MAHMUT AKPINAR | YORUM
Türkiye iç ve dış operasyonlara açık olma açısından en aciz, zayıf dönemini yaşıyor. Bir ülkenin savunması sadece orduyla askerle yapılmaz. Toplumun duyarlılığı, milletin hassasiyetleri, medyanın farkındalığı, entelektüellerin sorumluluk alması, anayasal organların görevlerini yapması, adalet sisteminin adil işlemesi, güvenlik birimlerinin (muhaliflere değil) suçluya odaklanması, eğitimin sorumlu vatandaşlar yetiştirmesi, din adamlarının vicdani ve ahlaki hassasiyetleri beslemesi gibi pek çok konu ülke refah ve gelişiminin olduğu kadar, savunmasının parçasıdır.
Bir ülkeyi sadece askerler savunmaz. Barış zamanlarında, asimetrik saldırılar olduğunda, ekonomik, siyasi, toplumsal krizlerde bütün bu unsurlar ülke için hayati önemdedir.
Eğer kurumlar yerli yerinde işler, toplum duyarlılığını, birlikteliğini korursa, çürüme ve yozlaşmaya maruz kalmazsa Milli Mücadelede olduğu gibi halkın, ülkenin refleksleri tepki verir.
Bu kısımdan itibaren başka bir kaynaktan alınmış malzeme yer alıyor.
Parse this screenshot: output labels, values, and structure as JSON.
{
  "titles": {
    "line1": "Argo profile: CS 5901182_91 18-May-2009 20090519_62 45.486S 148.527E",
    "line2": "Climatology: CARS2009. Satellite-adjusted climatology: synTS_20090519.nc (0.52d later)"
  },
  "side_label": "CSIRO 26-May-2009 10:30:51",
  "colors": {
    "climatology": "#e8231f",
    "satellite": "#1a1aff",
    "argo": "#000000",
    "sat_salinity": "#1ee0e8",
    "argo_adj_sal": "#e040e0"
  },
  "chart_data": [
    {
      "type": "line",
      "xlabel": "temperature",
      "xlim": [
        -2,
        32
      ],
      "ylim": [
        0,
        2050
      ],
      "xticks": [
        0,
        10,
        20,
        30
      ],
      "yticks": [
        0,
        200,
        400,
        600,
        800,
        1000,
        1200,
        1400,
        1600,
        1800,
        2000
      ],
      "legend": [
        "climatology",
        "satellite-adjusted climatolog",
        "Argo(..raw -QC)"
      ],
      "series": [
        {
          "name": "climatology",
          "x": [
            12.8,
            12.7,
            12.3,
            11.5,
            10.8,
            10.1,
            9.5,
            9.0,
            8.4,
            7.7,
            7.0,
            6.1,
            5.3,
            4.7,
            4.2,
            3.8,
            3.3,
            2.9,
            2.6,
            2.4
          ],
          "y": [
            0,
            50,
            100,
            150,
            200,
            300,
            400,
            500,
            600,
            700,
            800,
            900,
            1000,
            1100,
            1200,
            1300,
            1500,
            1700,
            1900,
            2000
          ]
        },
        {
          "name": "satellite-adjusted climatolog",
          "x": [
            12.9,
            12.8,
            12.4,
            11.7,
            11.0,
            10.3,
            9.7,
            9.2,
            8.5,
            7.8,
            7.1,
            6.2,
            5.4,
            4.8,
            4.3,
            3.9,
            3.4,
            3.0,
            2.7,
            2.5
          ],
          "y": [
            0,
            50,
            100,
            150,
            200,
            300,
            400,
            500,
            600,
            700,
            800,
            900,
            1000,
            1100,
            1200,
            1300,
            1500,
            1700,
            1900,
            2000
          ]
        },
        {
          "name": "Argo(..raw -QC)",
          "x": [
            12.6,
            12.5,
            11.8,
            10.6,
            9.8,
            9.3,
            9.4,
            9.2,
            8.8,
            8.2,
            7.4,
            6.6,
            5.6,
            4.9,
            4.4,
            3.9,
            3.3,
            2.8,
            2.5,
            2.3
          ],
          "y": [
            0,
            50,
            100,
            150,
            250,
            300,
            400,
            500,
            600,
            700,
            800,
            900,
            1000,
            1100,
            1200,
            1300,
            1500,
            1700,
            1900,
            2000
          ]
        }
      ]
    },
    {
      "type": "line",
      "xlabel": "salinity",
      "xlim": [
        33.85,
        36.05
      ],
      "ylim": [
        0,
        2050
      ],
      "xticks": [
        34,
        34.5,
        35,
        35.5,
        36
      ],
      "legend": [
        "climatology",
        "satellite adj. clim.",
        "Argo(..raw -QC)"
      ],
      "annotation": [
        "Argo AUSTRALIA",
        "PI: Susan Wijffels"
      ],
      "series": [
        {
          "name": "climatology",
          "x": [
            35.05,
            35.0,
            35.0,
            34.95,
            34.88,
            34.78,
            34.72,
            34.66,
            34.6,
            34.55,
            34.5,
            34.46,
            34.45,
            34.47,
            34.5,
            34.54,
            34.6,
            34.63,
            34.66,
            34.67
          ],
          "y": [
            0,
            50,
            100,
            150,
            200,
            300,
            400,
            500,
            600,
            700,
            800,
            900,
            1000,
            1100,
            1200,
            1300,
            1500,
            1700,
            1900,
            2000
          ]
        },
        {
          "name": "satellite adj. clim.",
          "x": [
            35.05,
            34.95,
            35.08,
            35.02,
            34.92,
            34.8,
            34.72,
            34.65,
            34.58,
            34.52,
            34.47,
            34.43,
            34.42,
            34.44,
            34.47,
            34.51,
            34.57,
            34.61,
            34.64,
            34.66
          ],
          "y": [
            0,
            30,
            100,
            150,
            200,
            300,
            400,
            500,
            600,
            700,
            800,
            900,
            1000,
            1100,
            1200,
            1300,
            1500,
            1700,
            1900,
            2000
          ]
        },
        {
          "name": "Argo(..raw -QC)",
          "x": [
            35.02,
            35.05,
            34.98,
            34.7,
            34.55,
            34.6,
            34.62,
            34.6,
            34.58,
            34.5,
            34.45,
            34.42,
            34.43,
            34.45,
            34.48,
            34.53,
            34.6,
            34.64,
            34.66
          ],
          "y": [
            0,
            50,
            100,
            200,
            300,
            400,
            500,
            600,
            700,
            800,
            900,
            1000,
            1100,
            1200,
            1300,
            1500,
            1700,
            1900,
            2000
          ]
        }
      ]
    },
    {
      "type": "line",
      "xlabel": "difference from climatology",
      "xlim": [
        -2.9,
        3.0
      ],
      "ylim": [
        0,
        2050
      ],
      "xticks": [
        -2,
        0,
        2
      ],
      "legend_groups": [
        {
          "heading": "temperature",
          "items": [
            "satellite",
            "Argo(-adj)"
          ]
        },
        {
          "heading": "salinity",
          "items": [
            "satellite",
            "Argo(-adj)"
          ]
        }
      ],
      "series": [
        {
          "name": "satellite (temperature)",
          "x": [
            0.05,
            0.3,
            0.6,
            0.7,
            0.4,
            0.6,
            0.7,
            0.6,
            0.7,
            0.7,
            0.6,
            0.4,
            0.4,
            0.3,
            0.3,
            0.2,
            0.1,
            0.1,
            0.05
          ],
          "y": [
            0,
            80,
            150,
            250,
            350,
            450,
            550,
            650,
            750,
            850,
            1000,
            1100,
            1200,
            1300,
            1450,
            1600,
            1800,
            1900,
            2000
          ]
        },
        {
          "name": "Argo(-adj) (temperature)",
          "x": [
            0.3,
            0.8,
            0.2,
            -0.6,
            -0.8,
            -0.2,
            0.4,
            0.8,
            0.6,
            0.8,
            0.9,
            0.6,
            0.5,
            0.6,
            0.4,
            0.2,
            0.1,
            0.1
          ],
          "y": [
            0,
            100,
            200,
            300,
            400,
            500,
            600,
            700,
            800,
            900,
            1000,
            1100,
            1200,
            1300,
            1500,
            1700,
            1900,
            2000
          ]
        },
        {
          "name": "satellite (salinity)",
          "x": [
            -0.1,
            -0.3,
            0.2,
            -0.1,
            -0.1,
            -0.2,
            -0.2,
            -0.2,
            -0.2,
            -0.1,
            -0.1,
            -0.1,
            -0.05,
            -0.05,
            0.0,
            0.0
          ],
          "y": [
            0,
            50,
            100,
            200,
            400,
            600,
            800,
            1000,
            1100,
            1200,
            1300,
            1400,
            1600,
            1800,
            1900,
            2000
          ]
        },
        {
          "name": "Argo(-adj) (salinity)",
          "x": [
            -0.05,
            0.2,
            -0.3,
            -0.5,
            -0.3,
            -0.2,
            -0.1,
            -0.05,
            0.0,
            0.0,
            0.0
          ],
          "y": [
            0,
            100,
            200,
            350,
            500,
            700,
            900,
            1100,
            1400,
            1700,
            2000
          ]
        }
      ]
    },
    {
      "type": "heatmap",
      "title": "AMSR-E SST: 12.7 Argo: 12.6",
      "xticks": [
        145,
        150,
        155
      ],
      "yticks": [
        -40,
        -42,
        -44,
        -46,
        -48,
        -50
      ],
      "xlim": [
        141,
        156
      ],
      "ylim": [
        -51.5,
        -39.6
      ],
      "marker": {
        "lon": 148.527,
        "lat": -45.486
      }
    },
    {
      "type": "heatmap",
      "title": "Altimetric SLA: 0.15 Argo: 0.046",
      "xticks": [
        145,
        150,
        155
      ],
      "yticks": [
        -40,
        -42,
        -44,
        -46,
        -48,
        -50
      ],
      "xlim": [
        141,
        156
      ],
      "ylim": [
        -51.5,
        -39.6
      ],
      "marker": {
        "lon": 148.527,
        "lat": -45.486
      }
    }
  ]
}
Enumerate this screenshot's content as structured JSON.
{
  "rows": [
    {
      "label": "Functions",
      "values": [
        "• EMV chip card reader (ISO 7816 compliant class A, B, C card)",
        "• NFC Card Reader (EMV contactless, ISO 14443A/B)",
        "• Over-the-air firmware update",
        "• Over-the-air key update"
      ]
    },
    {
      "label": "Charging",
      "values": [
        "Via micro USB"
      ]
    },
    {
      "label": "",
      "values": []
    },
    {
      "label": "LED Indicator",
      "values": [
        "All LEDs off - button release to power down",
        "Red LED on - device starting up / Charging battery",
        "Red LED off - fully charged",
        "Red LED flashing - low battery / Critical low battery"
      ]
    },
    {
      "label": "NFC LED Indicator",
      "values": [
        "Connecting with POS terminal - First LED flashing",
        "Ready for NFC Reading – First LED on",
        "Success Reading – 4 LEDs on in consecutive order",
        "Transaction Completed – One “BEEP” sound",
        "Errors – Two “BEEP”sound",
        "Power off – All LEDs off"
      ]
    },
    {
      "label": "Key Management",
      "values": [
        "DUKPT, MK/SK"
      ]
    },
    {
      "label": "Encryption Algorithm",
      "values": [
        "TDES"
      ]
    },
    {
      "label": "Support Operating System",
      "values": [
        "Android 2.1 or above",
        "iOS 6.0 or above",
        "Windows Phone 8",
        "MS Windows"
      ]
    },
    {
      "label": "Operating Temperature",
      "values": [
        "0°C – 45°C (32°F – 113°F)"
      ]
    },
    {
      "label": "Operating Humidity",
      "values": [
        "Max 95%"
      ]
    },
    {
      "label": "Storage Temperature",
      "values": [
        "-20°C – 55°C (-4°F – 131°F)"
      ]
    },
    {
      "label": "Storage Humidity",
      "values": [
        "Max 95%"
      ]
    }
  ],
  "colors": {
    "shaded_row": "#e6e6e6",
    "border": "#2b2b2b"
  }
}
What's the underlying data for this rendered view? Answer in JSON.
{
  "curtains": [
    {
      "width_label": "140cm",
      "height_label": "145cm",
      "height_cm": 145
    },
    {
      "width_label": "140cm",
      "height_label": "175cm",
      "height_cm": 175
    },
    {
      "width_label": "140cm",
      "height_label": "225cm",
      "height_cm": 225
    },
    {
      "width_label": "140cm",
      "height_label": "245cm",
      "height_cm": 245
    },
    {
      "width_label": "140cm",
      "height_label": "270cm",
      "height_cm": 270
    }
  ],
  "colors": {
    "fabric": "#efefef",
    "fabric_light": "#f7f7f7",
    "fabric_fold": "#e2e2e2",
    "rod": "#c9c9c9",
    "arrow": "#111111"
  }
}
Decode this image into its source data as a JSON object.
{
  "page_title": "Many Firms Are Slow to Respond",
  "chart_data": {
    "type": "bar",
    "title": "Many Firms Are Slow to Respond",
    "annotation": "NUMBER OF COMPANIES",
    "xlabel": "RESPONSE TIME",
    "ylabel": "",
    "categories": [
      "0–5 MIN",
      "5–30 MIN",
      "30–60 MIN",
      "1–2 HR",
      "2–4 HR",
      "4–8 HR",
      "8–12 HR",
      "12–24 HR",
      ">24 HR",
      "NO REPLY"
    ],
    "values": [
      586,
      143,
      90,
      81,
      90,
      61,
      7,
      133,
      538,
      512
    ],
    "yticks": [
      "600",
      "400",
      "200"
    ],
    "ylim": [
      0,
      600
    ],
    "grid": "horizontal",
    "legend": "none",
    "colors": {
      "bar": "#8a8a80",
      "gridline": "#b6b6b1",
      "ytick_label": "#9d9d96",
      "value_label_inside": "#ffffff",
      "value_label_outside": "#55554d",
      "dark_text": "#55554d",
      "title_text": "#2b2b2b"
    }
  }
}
Ama güvenlik birimleri suça bulaştı, kurumlar bitirildi, halk da sürekli verilen narkozla uyutulduysa, yöneticiler “gaflet ve dalalet içinde” ise ülke umulmadık anda bir operasyona maruz kalabilir, kendisini ameliyat masasında bulabilir.
Ülkenin savunmasız, operasyona açık olduğu konusunda endişelenmek için çok fazla sebep var. Ama ben olaya “demokratik” olma iddiasındaki Türkiye’de siyasi partiler üzerinden bakacağım.
Siyasi partiler iktidara geldiklerinde devletin organlarını, ülkenin imkanlarını, kaynaklarını kontrol ederler. Elbette muhalefet partileri STK’lar, TBMM, yargı ve siyaset dışı yapılar iktidarı denetler, dengeler kontrol eder, sorgular. Milletin, ülkenin çıkarlarını korumaya çalışırlar. Siyasi partilerin muhalefette olduklarında asli misyonu budur. Hatta, iktidarda olsa dahi, bir siyasi parti yanlış, hukuksuz işlerden parti içi muhalefet sayesinde kurtulabilir.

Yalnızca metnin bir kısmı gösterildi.